Implicit iterative Gauss-Seidel method
 
I have developed a numerical code. I want to solve the Navier-stokes equations with implicit method. I used point by point Gauss-Seidel method. I applied the developed code for the flow around a cylinder. I use the finite volume method with body fitted mesh.the total mesh number is about 600 000. Also I use the collocated mesh and the dual time stepping method and LES for turbulence.

my questions:

1) is the gauss-seidel method, unconditionally stable for my problem(even for large CFL~100 )?

2) what other methods do you suggest instead of Gauss-Seidel (direct methods or iterative methods)?

dshawul November 24, 2010 12:31

Quote:

Originally Posted by dearboy (Post 284457)
I have developed a numerical code. I want to solve the Navier-stokes equations with implicit method. I used point by point Gauss-Seidel method. I applied the developed code for the flow around a cylinder. I use the finite volume method with body fitted mesh.the total mesh number is about 600 000. Also I use the collocated mesh and the dual time stepping method and LES for turbulence.

my questions:

1) is the gauss-seidel method, unconditionally stable for my problem(even for large CFL~100 )?

2) what other methods do you suggest instead of Gauss-Seidel (direct methods or iterative methods)?

(1)I am not an expert but I think that the method used for iterative solution is not affected by the CFL number. The CFL number is used to control the stability of the time discretization scheme (i.e for explicit or crank-nicholson). Gauss seidel will always converge for a diagonally dominant matrix.
(2) You can try conjugate gradient methods which are much faster and relatively easy to implement.

dearboy November 24, 2010 22:39

Many thanks Daniel,
your help is useful.
The used gauss-seidel in my code converges very good( for 10-20 iteration with under-relaxation factor about 0.65). I have used three-layer backward difference scheme for time discretization. It seems that this scheme should be unconditionally stable( I'm not sure!). So may be my time discretization is not suitable or not unconditionally stable. I will change it to Crank–Nicolson.
If you have any helpful suggestion please let me know about it.
Many thanks.

Dennis November 28, 2010 07:24

The three-layer backward difference scheme is unconditionally stable, so it will not explode for high CFL numbers. Furthermore it is second order accurate (like Crank-Nicholson).

But, do not forget that you still want to compute physics hence you still need to set a time step appropriate for your problem. For the cylinder you want to resolve the oscillations of the wake for instance.
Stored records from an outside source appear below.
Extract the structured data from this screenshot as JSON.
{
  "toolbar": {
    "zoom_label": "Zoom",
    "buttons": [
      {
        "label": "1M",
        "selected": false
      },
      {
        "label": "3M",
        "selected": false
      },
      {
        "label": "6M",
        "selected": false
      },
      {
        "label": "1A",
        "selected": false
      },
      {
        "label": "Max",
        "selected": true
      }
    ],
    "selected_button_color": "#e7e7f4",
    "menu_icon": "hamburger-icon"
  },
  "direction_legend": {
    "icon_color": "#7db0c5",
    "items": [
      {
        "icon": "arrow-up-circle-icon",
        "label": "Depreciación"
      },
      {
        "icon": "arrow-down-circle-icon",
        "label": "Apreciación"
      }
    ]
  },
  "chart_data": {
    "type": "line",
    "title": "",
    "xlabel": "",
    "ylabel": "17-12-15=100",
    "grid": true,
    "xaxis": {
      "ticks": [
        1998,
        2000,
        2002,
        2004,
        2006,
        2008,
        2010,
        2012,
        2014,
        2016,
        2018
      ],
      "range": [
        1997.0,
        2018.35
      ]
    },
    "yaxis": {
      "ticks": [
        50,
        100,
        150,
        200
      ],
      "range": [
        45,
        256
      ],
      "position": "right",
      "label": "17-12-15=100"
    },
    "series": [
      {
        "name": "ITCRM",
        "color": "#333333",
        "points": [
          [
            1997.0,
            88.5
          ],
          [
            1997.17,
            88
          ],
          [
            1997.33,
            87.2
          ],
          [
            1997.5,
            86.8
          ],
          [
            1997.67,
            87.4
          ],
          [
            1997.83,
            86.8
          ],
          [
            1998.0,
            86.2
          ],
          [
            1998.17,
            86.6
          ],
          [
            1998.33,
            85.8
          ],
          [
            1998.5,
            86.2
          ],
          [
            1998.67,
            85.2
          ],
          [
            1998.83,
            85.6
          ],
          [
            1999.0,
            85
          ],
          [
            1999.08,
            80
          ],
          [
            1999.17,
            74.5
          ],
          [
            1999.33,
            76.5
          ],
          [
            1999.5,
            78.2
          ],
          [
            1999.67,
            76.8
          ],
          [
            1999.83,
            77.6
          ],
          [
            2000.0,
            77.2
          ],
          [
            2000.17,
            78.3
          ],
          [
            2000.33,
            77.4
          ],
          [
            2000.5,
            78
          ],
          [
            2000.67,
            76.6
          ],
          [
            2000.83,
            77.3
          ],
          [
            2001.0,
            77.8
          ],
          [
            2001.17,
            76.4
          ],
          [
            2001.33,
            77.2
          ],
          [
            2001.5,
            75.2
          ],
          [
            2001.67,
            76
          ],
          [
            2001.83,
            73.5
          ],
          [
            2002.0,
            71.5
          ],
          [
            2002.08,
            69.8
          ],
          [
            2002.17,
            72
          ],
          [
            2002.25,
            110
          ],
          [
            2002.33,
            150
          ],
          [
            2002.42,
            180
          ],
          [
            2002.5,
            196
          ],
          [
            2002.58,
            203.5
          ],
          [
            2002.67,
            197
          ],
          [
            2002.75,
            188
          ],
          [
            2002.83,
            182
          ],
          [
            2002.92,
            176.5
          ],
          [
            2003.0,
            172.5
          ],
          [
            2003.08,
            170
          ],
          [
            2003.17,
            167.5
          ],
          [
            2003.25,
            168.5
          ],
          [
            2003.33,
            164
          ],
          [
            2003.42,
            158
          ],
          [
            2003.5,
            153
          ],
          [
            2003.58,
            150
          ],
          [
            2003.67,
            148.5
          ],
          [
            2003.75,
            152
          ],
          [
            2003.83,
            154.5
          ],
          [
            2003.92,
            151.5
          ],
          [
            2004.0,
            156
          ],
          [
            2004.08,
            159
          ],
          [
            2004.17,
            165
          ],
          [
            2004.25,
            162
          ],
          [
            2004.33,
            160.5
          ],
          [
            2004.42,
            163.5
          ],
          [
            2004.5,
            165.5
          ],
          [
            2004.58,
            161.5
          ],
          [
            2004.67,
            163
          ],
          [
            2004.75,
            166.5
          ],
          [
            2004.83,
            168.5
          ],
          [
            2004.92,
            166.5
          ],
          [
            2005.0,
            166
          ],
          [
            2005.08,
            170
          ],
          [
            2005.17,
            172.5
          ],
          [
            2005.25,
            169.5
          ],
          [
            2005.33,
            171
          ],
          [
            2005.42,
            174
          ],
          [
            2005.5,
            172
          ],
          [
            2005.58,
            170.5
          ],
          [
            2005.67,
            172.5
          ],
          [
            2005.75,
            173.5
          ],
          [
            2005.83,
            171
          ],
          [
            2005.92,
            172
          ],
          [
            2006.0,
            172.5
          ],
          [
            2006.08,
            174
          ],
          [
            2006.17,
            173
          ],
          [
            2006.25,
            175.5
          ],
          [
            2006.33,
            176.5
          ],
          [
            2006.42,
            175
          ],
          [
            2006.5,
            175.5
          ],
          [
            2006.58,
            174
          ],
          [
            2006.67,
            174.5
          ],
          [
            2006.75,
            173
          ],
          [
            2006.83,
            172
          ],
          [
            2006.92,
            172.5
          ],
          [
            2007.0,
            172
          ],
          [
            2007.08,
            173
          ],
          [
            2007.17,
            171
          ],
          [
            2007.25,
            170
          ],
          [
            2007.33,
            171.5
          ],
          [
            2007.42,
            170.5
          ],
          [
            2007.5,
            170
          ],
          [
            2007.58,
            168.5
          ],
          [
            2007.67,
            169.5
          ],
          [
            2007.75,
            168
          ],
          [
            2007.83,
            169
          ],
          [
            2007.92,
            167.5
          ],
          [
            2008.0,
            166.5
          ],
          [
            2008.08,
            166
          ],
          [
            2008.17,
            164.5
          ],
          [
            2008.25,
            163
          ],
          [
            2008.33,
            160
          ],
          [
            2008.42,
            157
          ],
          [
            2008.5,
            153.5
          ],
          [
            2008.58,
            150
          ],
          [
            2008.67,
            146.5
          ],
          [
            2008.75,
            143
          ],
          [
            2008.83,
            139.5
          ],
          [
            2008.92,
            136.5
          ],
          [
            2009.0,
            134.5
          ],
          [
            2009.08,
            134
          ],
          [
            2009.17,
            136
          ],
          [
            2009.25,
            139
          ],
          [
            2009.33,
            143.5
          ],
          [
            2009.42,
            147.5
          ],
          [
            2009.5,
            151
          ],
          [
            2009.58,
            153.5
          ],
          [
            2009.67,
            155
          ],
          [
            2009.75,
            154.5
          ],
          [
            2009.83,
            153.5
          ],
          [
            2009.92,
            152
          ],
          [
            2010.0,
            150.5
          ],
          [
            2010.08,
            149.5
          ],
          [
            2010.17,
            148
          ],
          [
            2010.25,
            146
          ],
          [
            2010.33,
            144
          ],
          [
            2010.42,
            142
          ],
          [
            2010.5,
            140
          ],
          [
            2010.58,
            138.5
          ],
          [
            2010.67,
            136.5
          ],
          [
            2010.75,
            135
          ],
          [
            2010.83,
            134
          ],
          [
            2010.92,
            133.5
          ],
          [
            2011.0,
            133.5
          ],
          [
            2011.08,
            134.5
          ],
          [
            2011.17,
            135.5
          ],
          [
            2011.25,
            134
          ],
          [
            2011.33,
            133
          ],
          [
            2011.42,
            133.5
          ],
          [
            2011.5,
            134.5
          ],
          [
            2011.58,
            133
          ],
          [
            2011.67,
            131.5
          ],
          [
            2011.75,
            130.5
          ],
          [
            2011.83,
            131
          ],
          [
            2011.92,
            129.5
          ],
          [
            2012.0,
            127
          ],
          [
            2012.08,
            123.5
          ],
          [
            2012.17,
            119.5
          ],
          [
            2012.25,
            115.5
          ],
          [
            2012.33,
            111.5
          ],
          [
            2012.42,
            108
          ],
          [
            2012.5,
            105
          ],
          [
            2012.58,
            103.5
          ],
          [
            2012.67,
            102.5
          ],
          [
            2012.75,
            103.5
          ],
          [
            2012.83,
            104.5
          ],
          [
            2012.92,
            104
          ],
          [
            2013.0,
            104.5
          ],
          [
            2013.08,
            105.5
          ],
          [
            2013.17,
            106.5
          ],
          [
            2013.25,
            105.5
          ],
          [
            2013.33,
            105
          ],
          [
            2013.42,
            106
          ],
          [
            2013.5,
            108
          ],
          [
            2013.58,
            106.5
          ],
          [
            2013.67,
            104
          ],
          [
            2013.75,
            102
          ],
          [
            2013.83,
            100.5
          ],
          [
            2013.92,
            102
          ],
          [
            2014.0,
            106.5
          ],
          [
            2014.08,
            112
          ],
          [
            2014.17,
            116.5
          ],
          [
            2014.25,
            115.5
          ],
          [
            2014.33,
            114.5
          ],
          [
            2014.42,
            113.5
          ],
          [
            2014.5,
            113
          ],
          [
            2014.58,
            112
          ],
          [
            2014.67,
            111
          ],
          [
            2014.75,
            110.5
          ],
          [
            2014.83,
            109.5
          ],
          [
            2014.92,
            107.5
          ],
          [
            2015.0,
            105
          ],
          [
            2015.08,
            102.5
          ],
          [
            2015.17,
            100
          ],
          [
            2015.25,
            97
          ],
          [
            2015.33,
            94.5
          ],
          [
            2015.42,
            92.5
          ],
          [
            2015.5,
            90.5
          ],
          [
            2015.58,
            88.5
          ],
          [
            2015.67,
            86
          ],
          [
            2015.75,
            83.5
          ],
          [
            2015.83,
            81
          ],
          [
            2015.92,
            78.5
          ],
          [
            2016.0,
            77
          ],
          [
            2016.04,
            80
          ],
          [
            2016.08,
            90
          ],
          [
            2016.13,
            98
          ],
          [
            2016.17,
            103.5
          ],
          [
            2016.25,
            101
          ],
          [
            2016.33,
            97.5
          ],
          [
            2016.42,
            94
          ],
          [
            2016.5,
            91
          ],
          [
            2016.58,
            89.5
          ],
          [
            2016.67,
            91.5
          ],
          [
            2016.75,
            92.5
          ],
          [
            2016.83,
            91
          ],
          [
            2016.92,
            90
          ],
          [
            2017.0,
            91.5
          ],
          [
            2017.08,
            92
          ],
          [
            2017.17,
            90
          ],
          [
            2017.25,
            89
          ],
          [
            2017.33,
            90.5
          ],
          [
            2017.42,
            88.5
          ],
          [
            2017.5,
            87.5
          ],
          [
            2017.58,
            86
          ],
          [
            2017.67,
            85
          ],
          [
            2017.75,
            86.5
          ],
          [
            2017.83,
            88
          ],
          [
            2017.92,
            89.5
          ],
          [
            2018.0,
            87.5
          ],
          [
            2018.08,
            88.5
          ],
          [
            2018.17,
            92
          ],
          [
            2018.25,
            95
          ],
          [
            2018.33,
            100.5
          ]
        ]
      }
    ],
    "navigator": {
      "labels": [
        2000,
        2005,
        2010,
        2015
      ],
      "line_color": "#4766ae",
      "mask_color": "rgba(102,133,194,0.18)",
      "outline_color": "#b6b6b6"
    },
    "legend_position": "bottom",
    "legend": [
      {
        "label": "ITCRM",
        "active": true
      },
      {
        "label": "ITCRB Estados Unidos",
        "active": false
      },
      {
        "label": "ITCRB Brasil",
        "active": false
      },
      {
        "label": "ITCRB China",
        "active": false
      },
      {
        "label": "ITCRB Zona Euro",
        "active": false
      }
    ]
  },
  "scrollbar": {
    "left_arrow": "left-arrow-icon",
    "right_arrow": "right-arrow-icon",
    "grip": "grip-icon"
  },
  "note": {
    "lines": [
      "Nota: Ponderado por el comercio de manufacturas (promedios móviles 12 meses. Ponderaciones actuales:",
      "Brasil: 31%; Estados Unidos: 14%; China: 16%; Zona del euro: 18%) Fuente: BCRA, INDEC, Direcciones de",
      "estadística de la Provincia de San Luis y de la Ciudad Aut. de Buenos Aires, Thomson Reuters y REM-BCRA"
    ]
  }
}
For the linear system solve you can also look at Krylov subspace methods (like conjugate gradient suggested earlier), these are generally faster. If you are using a pressure correction method, you can also use a direct solver for the poisson term.

dearboy November 28, 2010 21:59

Hi Dennis,
Many thanks for your reply.
I know that I should use appropriate time steps. but I have used dual time stepping (Artificial compressibility method) in my solution and this method in each physical time need to be converged (with iterations). if we use the high CFL number in virtual (pseudo) time we can reduce the number of iterations. regarding to this issue, I need this unconditionally stable methods to increase the time steps in virtual time.
I should mention that despite using the implicit method in my numerical code, my time steps is very small (about 0.00005 s). I don't know why for larger time steps my implicit solution is not stable.

dshawul November 29, 2010 10:18

Quote:

Originally Posted by dearboy (Post 285137)
I should mention that despite using the implicit method in my numerical code, my time steps is very small (about 0.00005 s). I don't know why for larger time steps my implicit solution is not stable.

Hi,
If you use PISO you still have to use small time steps. The momentum discretization is assumed to be frozen
while doing multiple pressure corrections, which is true only at small time steps. More at page 152 of this document
http://www.scribd.com/doc/27927305/N...outer_page_152

Edit: I see now you use Artificial copressibilty method, which I am not familiar with. Anyway implicit methods may
still require small time steps for reasons like that.